Background Antibacterials may be initiated out of concern for bacterial co-infection in patients with COVID-19. We determined prevalence and predictors of empiric antibacterial therapy and community-onset bacterial co-infections in hospitalized patients with COVID-19. Methods Randomly sampled cohort of 1705 patients hospitalized with COVID-19 in 38 Michigan hospitals between 3/13/2020-6/18/2020. Data were collected on early (prescribed within 2 days of hospitalization) empiric antibacterial therapy and community-onset bacterial co-infections (positive culture or diagnostic test within 3 days). Poisson generalized estimating equation models were used to assess predictors of empiric antibacterial use. Results Of 1705 patients with COVID-19, 56.6% were prescribed early empiric antibacterial therapy; 3.5% (59/1705) had a confirmed community-onset bacterial infection. Across hospitals, early empiric antibacterial use varied from 27%-84%. Patients were more likely to receive early empiric antibacterial therapy if they were older (adjusted rate ratio [ARR]: 1.04 [1.00-1.08] per 10 years), had a lower body mass index (ARR: 0.99 [0.99-1.00] per kg/m 2), had more severe illness (e.g., severe sepsis, ARR: 1.16 [1.07-1.27]), had a lobar infiltrate (ARR: 1.21 [1.04-1.42]), or were admitted to a for-profit hospital (ARR: 1.30 [1.15-1.47]).
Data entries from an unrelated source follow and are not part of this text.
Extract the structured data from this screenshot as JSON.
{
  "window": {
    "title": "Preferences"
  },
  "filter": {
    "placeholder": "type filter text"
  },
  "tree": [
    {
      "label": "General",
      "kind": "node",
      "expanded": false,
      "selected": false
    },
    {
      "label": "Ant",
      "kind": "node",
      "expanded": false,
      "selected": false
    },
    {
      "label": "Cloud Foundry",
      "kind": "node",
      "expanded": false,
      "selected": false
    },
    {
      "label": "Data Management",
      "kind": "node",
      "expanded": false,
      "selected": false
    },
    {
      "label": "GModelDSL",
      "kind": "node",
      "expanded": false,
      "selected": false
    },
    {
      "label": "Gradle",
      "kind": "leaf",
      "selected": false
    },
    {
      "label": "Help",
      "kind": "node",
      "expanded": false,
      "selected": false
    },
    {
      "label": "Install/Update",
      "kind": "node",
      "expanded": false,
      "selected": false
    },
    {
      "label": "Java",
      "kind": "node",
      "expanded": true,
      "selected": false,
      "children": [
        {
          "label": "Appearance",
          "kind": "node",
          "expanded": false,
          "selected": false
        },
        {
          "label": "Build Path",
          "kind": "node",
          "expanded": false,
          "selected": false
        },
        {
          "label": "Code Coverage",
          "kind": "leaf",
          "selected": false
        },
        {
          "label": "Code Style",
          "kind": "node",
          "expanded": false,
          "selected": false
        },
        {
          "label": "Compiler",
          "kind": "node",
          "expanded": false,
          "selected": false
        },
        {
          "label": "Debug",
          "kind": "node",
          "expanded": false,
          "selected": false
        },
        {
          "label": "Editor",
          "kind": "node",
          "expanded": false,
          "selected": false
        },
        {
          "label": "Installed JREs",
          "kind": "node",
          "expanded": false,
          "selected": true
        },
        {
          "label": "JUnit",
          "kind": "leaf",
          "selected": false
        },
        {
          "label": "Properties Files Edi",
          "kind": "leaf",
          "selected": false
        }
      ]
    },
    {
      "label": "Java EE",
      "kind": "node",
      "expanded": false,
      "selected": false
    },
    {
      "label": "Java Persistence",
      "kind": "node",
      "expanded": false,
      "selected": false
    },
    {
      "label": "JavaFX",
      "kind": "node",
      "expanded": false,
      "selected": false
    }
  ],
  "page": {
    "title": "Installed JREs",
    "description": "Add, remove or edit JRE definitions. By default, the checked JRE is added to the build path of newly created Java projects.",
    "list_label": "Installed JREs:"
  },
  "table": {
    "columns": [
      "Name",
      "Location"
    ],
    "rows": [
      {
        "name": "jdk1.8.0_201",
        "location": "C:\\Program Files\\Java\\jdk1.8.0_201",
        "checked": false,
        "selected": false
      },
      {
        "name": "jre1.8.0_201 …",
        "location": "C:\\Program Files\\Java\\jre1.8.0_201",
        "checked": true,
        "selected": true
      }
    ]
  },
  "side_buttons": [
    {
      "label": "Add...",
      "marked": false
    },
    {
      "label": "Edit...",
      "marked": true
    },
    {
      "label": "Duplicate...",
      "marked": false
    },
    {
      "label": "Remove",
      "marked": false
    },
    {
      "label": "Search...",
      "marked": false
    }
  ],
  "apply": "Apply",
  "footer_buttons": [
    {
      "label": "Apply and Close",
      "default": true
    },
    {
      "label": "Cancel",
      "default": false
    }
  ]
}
Over time, COVID-19 test turnaround time (returned ≤1 day in March [54.2%, 461/850] vs. in April [85.2%, 628/737], P<.001) and empiric antibacterial use (ARR: 0.71 [0.63-0.81] April vs. March) decreased. Conclusion The prevalence of confirmed community-onset bacterial co-infections was low. Despite this, half of patients received early empiric antibacterial therapy. Antibacterial use varied widely by hospital. Reducing COVID-19 test turnaround time and supporting stewardship could improve antibacterial use.